FURTHER ELABORATION OF MVAM
Accurate measurement of the various facets of psychopathology cannot be accomplished through any one vehicle of measurement. It requires combining the observational ratings, the report of the subject, and the subject’s performance on cognitive and psychomotor tasks. The term “multivantaged” takes on important meaning particularly where observation of behavior and physical expression is concerned since it is known that the perspectives of observers of emotionally charged incidents can vary widely. The author of the term refers in his book (Katz 2013) to the “Rashomon” effect, best demonstrated in a classic Japanese film, showing how the emotional aspects seriously influence the perceptions of different observers, but in different ways. To achieve a more “objective” picture of the behavior, the MVAM involves combining such perspectives to achieve a consensual estimate of the type and severity of the behavior or emotion, at issue. In the case of serious emotional disorders such as “depression”, a collection of valid psychological methods are recommended exemplifying the MVAM, to measure the facets and severity of the disorder and to assess the impact of various interventions on the disorder. These methods include the Schedule for Affective Disorders and Schizophrenia-Change version (SADS-C), the Hamilton Depression Rating Scale, the Symptom Checklist (SCL-90), NIMH Mood Scale, Video Interview Behavior Evaluation scales (VIBES), and selected psychomotor tests. This is called the “Multivantaged Assessment Method”.

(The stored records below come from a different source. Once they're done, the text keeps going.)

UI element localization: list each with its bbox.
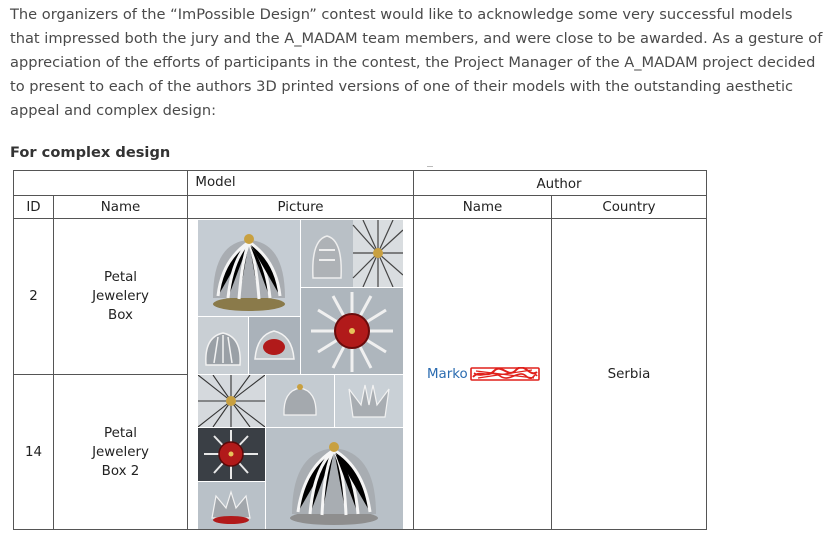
divider xyxy=(427,166,433,167)
header-picture: Picture xyxy=(277,199,324,215)
author-country: Serbia xyxy=(607,366,651,382)
header-country: Country xyxy=(602,199,656,215)
box-small-dome-render xyxy=(266,375,334,427)
header-model: Model xyxy=(195,174,236,190)
model-picture-collage xyxy=(198,375,403,529)
box-top-render xyxy=(198,375,265,427)
models-table xyxy=(13,170,707,530)
box-small-render xyxy=(198,317,248,374)
author-name-cell xyxy=(414,219,551,529)
row-name: Petal Jewelery Box xyxy=(92,270,149,323)
intro-paragraph: The organizers of the “ImPossible Design” contest would like to acknowledge some very successful models that impressed both the jury and the A_MADAM team members, and were close to be awarded. As a gesture of appreciation of the efforts of participants in the contest, the Project Manager of the A_MADAM project decided to present to each of the authors 3D printed versions of one of their models with the outstanding aesthetic appeal and complex design: xyxy=(10,6,823,119)
box-dome-render xyxy=(198,220,300,316)
row-id: 2 xyxy=(29,289,38,304)
box-top-red-render xyxy=(301,288,403,374)
header-author: Author xyxy=(536,176,582,192)
box-red-angle-render xyxy=(249,317,300,374)
box-open-petals-render xyxy=(335,375,403,427)
box-red-top-render xyxy=(198,428,265,481)
header-name: Name xyxy=(100,199,141,215)
header-id: ID xyxy=(26,199,41,215)
row-name: Petal Jewelery Box 2 xyxy=(92,425,149,479)
model-picture-collage xyxy=(198,220,403,374)
author-name-link[interactable]: Marko xyxy=(427,366,468,382)
redaction-scribble xyxy=(470,367,540,381)
box-open-render xyxy=(301,220,403,287)
box-red-base-render xyxy=(198,482,265,529)
section-title: For complex design xyxy=(10,144,171,161)
row-id: 14 xyxy=(24,444,43,460)
header-author-name: Name xyxy=(462,199,503,215)
box-large-dome-render xyxy=(266,428,403,529)
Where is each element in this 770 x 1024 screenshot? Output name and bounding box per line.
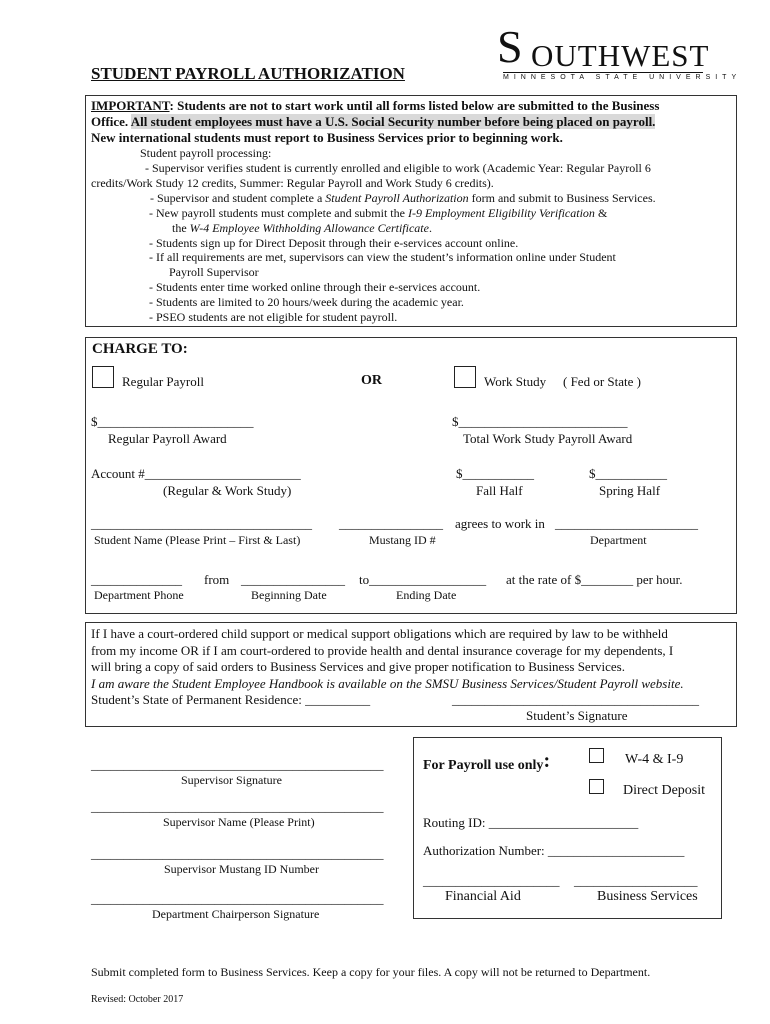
logo-wordmark: OUTHWEST <box>531 38 710 73</box>
ending-date-field[interactable]: to__________________ <box>359 572 487 587</box>
regular-payroll-checkbox[interactable] <box>92 366 114 388</box>
work-study-award-field[interactable]: $__________________________ <box>452 414 628 429</box>
important-line-3: New international students must report to Business Services prior to beginning work. <box>91 130 563 145</box>
work-study-checkbox[interactable] <box>454 366 476 388</box>
processing-item-6: - Students enter time worked online through their e-services account. <box>149 280 481 294</box>
agrees-text: agrees to work in <box>455 516 545 531</box>
p3e: W-4 Employee Withholding Allowance Certificate <box>189 221 429 235</box>
mustang-id-field[interactable]: ________________ <box>339 516 443 531</box>
student-name-label: Student Name (Please Print – First & Last) <box>94 533 301 547</box>
page-title: STUDENT PAYROLL AUTHORIZATION <box>91 64 405 83</box>
supervisor-id-field[interactable]: _____________________________________________ <box>91 846 384 861</box>
p2b: Student Payroll Authorization <box>325 191 469 205</box>
mustang-id-label: Mustang ID # <box>369 533 436 547</box>
chairperson-signature-field[interactable]: _____________________________________________ <box>91 891 384 906</box>
student-name-field[interactable]: __________________________________ <box>91 516 312 531</box>
processing-item-4: - Students sign up for Direct Deposit through their e-services account online. <box>149 236 519 250</box>
spring-half-label: Spring Half <box>599 483 661 498</box>
processing-item-5b: Payroll Supervisor <box>169 265 259 279</box>
fed-state-label: ( Fed or State ) <box>563 374 641 389</box>
department-label: Department <box>590 533 647 547</box>
important-label: IMPORTANT <box>91 98 170 113</box>
regular-payroll-label: Regular Payroll <box>122 374 204 389</box>
business-services-label: Business Services <box>597 889 698 904</box>
supervisor-signature-label: Supervisor Signature <box>181 773 282 787</box>
financial-aid-label: Financial Aid <box>445 889 521 904</box>
work-study-label: Work Study <box>484 374 547 389</box>
important-text-1: : Students are not to start work until all forms listed below are submitted to the Business <box>169 98 660 113</box>
department-phone-label: Department Phone <box>94 588 184 602</box>
important-text-2b: All student employees must have a U.S. Social Security number before being placed on payroll. <box>130 114 656 129</box>
department-phone-field[interactable]: ______________ <box>91 572 182 587</box>
ending-date-label: Ending Date <box>396 588 457 602</box>
supervisor-name-label: Supervisor Name (Please Print) <box>163 815 315 829</box>
rate-field[interactable]: at the rate of $________ per hour. <box>506 572 683 587</box>
submit-instructions: Submit completed form to Business Services. Keep a copy for your files. A copy will not be returned to Department. <box>91 965 651 979</box>
handbook-notice: I am aware the Student Employee Handbook is available on the SMSU Business Services/Student Payroll website. <box>91 676 684 691</box>
processing-item-1b: credits/Work Study 12 credits, Summer: Regular Payroll and Work Study 6 credits). <box>91 176 494 190</box>
processing-item-2 <box>150 191 656 206</box>
business-services-line[interactable]: ___________________ <box>574 873 698 888</box>
p3c: & <box>597 206 608 220</box>
spring-half-field[interactable]: $___________ <box>589 466 667 481</box>
p2c: form and submit to Business Services. <box>471 191 656 205</box>
supervisor-id-label: Supervisor Mustang ID Number <box>164 862 319 876</box>
p3d: the <box>172 221 187 235</box>
or-label: OR <box>361 373 382 388</box>
charge-heading: CHARGE TO: <box>92 341 188 357</box>
processing-item-7: - Students are limited to 20 hours/week during the academic year. <box>149 295 464 309</box>
court-line-3: will bring a copy of said orders to Business Services and give proper notification to Business Services. <box>91 659 625 674</box>
regular-award-label: Regular Payroll Award <box>108 431 227 446</box>
w4-i9-label: W-4 & I-9 <box>625 752 684 767</box>
student-signature-label: Student’s Signature <box>526 708 628 723</box>
payroll-use-heading <box>423 752 550 775</box>
important-line-1 <box>91 98 659 114</box>
supervisor-signature-field[interactable]: _____________________________________________ <box>91 757 384 772</box>
department-field[interactable]: ______________________ <box>555 516 698 531</box>
payroll-use-heading-text: For Payroll use only <box>423 758 544 773</box>
authorization-number-field[interactable]: Authorization Number: _____________________ <box>423 843 685 858</box>
w4-i9-checkbox[interactable] <box>589 748 604 763</box>
processing-item-3 <box>149 206 607 221</box>
direct-deposit-checkbox[interactable] <box>589 779 604 794</box>
residence-field[interactable]: Student’s State of Permanent Residence: __________ <box>91 692 371 707</box>
p3a: - New payroll students must complete and submit the <box>149 206 405 220</box>
important-text-2a: Office. <box>91 114 129 129</box>
logo-rule <box>503 72 703 73</box>
processing-item-1a: - Supervisor verifies student is currently enrolled and eligible to work (Academic Year: Regular Payroll 6 <box>145 161 651 175</box>
court-line-1: If I have a court-ordered child support or medical support obligations which are required by law to be withheld <box>91 626 668 641</box>
p3b: I-9 Employment Eligibility Verification <box>407 206 595 220</box>
student-signature-field[interactable]: ______________________________________ <box>452 692 699 707</box>
routing-id-field[interactable]: Routing ID: _______________________ <box>423 815 639 830</box>
processing-item-8: - PSEO students are not eligible for student payroll. <box>149 310 398 324</box>
chairperson-signature-label: Department Chairperson Signature <box>152 907 320 921</box>
beginning-date-label: Beginning Date <box>251 588 327 602</box>
fall-half-label: Fall Half <box>476 483 523 498</box>
important-line-2 <box>91 114 655 130</box>
logo-letter-s: S <box>497 21 523 72</box>
smsu-logo <box>497 21 742 82</box>
processing-item-5a: - If all requirements are met, supervisors can view the student’s information online under Student <box>149 250 616 264</box>
p2a: - Supervisor and student complete a <box>150 191 323 205</box>
payroll-use-colon: : <box>543 750 551 772</box>
financial-aid-line[interactable]: _____________________ <box>423 873 560 888</box>
supervisor-name-field[interactable]: _____________________________________________ <box>91 799 384 814</box>
revision-date: Revised: October 2017 <box>91 994 184 1005</box>
fall-half-field[interactable]: $___________ <box>456 466 534 481</box>
processing-title: Student payroll processing: <box>140 146 272 160</box>
processing-item-3b <box>172 221 432 236</box>
beginning-date-field[interactable]: ________________ <box>241 572 345 587</box>
regular-award-field[interactable]: $________________________ <box>91 414 254 429</box>
court-line-2: from my income OR if I am court-ordered to provide health and dental insurance coverage for my dependents, I <box>91 643 674 658</box>
direct-deposit-label: Direct Deposit <box>623 783 706 798</box>
from-text: from <box>204 572 230 587</box>
account-label: (Regular & Work Study) <box>163 483 292 498</box>
account-field[interactable]: Account #________________________ <box>91 466 301 481</box>
work-study-award-label: Total Work Study Payroll Award <box>463 431 633 446</box>
logo-subtitle: MINNESOTA STATE UNIVERSITY <box>503 74 742 81</box>
p3f: . <box>428 221 432 235</box>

Descriptions of the MVAM, the rationales for the derivation of the methods, and evidence for their validity are presented in the following references:
Katz MM, Koslow SH, Berman N, Secunda S, Maas JW, Casper R, Kocsis J, Stokes P.A multivantaged approach to the measurement of behavioral and affect states for clinical and psychobiological research. Psychological Reports Monograph 1984; 55, 619-73.
Katz MM, Houston JP, Brannan S, Bowden CL, Berman N, Swann A, Frazer A. A multivantaged behavioral method for measuring onset and sequence of the clinical actions of antidepressants. International Journal of Neuropsychopharmacology 2004; 7: 471-9.
Katz MM. Depression and Drugs: The Neurobehavioral Structure of a Psychological Storm. New York: Springer; 2013.